Your instructions should make clear how to control the website to which your files are copied. For example, it is recommended that a developer can create a private release (sometimes called a testing release). That way, you can test your software without breaking the publicly-available version.
How to access the list of outstanding bugs and the list of resolved bugs, and how to resolve a bug. (This can be simply a URL for your issue tracker.) For the ZFR, your bug tracking system need not have a comprehensive list of every last bug and missing feature.
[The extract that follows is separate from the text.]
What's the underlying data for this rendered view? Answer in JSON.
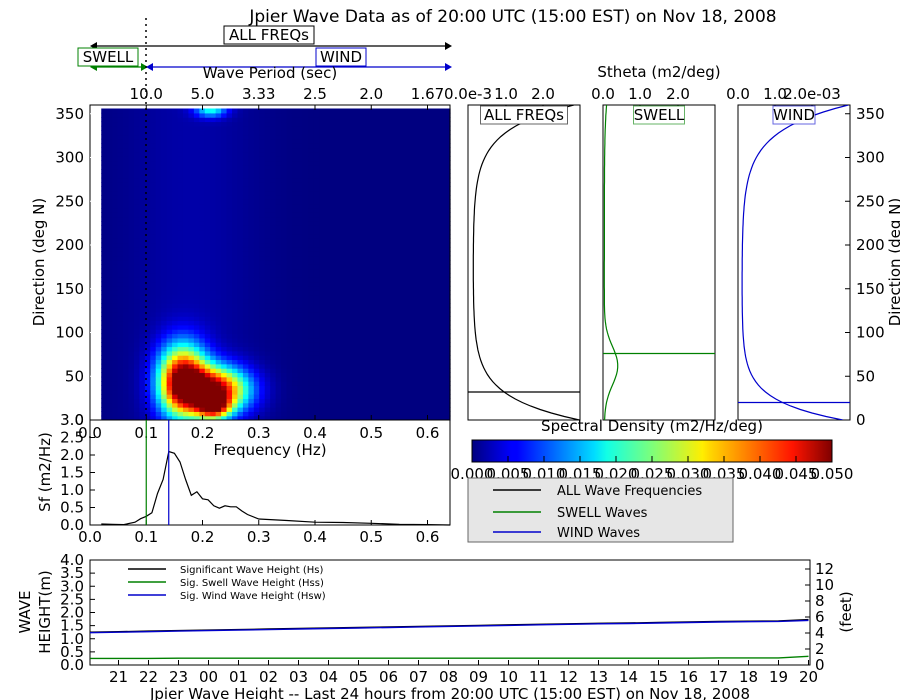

However, for this and future assignments, if the course staff runs across a problem while using your software, you will regain some credit if the bug tracking system contains a description of the problem.
All of the tasks (running, compiling, and releasing your software) should work on a CSE Linux home VM. If that is not the case, please talk to the course staff.
The staff needs access to your version control repositories, bug trackers, databases, and the like. We prefer that you give access to the course staff members’ normal CSE and/or Google accounts. If this is impossible, then make a new account that the staff can use to access all of your materials, and tell us the usernames/passwords.
You may want to arrange a “dry run” with your TA beforehand (after doing a flawless one yourself, of course), to ensure that your instructions work.
You can and should reuse the information from previous assignments. For example, part of your user documentation might come from your requirements and UI documents, and part of your developer documentation might come from your design documents. We do not want you to maintain two parallel versions of information; any future revisions of design/developer documents can refer to your user documentation where appropriate. In other words, every relevant piece of information should appear in your repository, but only once, and in a place that is easy for a user or developer to find.
If some details of (for example) your UI are not yet determined, you can leave those out; there is no sense in creating a polished document about things that are likely to change. But many aspects of your project should be settled by now, and you should document all of those. The documentation should reflect the progress your team has made so far, and should be updated with every future release.
Be brief. There is a lot of information to convey, but if you carefully organize your work (and if you have designed simple processes, both for users and developers), then your documents will not be long.
Write your documentation to be useful to a user or developer. The most important thing is that your system have a professional feel (modulo expected incompleteness at intermediate stages of the process, of course).
The user/developer directions should be written so that a careful (but not telepathic) user/developer can follow them.
Your directions must accurately match what the user needs to actually do. However, part of your grade will assess the simplicity of the instructions—the number and complexity of commands that a user or developer must use. Ideally, each task (compilation, testing, deploying) can be accomplished using a single command (a “one-step build”) that invokes a build tool such as Make, Ant, etc.